Matahari adalah sumber
dari segala energi di bumi. Energi cahaya matahari dirubah menjadi energi yang
dapat menghangatkan ketika mencapai permukaan bumi. Permukaan bumi akan
menyerap sebagian panas matahari dan memantulkan kembali sisanya. Sebagian dari
panas ini berwujud radiasi infra merah gelombang panjang ke angkasa luar. Namun
sebagian panas tetap terperangkap di atmosfer bumi akibat menumpuknya jumlah
gas rumah kaca antara lain uap air, CO2, dan metana yang menjadi perangkap
gelombang radiasi ini. Gas-gas ini menyerap dan memantulkannya kembali ke
permukaan bumi, sehingga panas dari gelombang radiasi tersebut tersimpan di
permukaan bumi yang menyebabkan meningkatnya suhu rata-rata tahunan bumi.
Efek rumah kaca ini
sangat dibutuhkan oleh seluruh penghuni bumi.
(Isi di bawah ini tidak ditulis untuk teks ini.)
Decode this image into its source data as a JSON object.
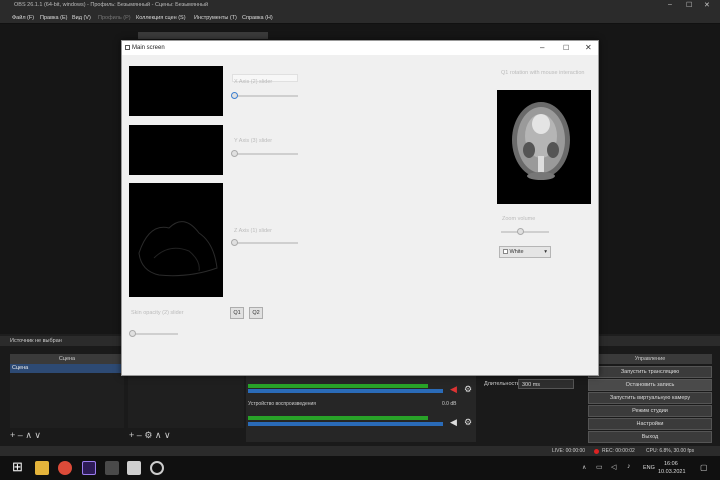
{
  "obs": {
    "title": "OBS 26.1.1 (64-bit, windows) - Профиль: Безымянный - Сцены: Безымянный",
    "menu": [
      "Файл (F)",
      "Правка (E)",
      "Вид (V)",
      "Профиль (P)",
      "Коллекция сцен (S)",
      "Инструменты (T)",
      "Справка (H)"
    ],
    "status_source": "Источник не выбран",
    "scenes_header": "Сцена",
    "scene_item": "Сцена",
    "mixer_device": "Устройство воспроизведения",
    "mixer_db": "0.0 dB",
    "transitions_duration_label": "Длительность",
    "transitions_duration_value": "300 ms",
    "controls_header": "Управление",
    "controls": [
      "Запустить трансляцию",
      "Остановить запись",
      "Запустить виртуальную камеру",
      "Режим студии",
      "Настройки",
      "Выход"
    ],
    "status_live": "LIVE: 00:00:00",
    "status_rec": "REC: 00:00:02",
    "status_cpu": "CPU: 6.8%, 30.00 fps"
  },
  "win": {
    "title": "Main screen",
    "x_label": "X Axis (2) slider",
    "y_label": "Y Axis (3) slider",
    "z_label": "Z Axis (1) slider",
    "q_label": "Q1 rotation with mouse interaction",
    "opacity_label": "Skin opacity (2) slider",
    "zoom_label": "Zoom volume",
    "btn_q1": "Q1",
    "btn_q2": "Q2",
    "color_select": "White"
  },
  "taskbar": {
    "lang": "ENG",
    "time": "16:06",
    "date": "10.03.2021"
  }
}
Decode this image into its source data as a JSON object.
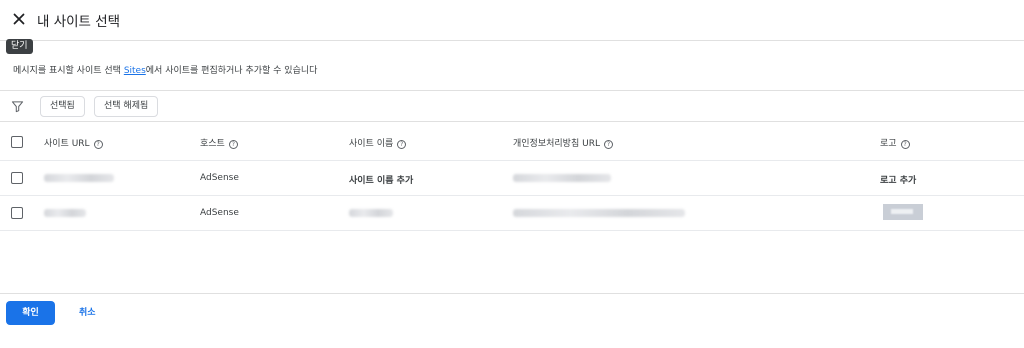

Karena tanpa adanya efek rumah
kaca, suhu permukaan bumi akan sangat dingin. Suhu rata-rata planet bumi sudah
meningkat sekitar 33°C menjadi 15°C dari suhu awal yang -18°C. Jika tidak ada
efek rumah kaca ini maka permukaan bumi akan tertutup oleh lapisan es, namun
jika berlebihan maka akan menyebabkan pemanasan global.
Penyebab
Ada tiga faktor utama
tingginya emisi gas rumah kaca, yakni kerusakan hutan dan lahan, penggunaan
energi yang tidak ramah lingkungan dan pembuangan limbah. Ini harus
dikendalikan agar emisi gas rumah kaca bisa diturunkan.
Efek rumah kaca
disebabkan karena naiknya konsentrasi gas karbon dioksida (CO2) dan
gas-gas lainnya di atmosfer. Kenaikan konsentrasi gas CO2 ini
disebabkan oleh kenaikan pembakaran bahan bakar minyak, batu bara dan bahan
bakar organik lainnya yang melampaui kemampuan tumbuhan-tumbuhan dan laut untuk
menyerapnya.
Energi yang masuk ke Bumi
25% dipantulkan oleh awan atau partikel lain di atmosfer, 25% diserap awan dan
45% diserap permukaan bumi dan 5% dipantulkan kembali oleh permukaan bumi
Energi yang diserap
dipantulkan kembali dalam bentuk radiasi inframerah oleh awan dan permukaan
bumi. Namun sebagian besar inframerah yang dipancarkan bumi tertahan oleh awan
dan gas CO2 dan gas lainnya, untuk dikembalikan ke permukaan
bumi. Dalam keadaan normal, efek rumah kaca diperlukan, dengan adanya efek
rumah kaca perbedaan suhu antara siang dan malam di bumi tidak terlalu jauh
berbeda.
Selain gas CO2, yang
dapat menimbulkan efek rumah kaca adalah belerang dioksida, nitrogen monoksida
(NO) dan nitrogen dioksida (NO2) serta beberapa senyawa organik seperti
gas metana dan klorofluorokarbon (CFC). Gas-gas tersebut memegang peranan
penting dalam meningkatkan efek rumah kaca.
Gas rumah kaca
Gas rumah kaca adalah
gas-gas yang ada di atmosfer yang menyebabkan efek rumah kaca. Gas-gas tersebut
sebenarnya muncul secara alami di lingkungan, tetapi dapat juga timbul akibat
aktivitas manusia.
Gas rumah kaca yang
paling banyak adalah uap air yang mencapai atmosfer akibat penguapan air dari
laut, danau dan sungai. Karbondioksida adalah gas terbanyak kedua. Ia timbul dari
berbagai proses alami seperti: letusan vulkanik; pernapasan hewan dan manusia
(yang menghirup oksigen dan menghembuskan karbondioksida); dan pembakaran
material organik (seperti tumbuhan).
Karbondioksida dapat
berkurang karena terserap oleh lautan dan diserap tanaman untuk digunakan dalam
proses fotosintesis. Fotosintesis memecah karbondioksida dan melepaskan oksigen
ke atmosfer serta mengambil atom karbonnya.
Meningkatnya suhu
permukaan bumi akan mengakibatkan adanya perubahan iklim yang sangat ekstrem di
bumi. Hal ini dapat mengakibatkan terganggunya hutan dan ekosistem lainnya,
sehingga mengurangi kemampuannya untuk menyerap karbon dioksida di atmosfer.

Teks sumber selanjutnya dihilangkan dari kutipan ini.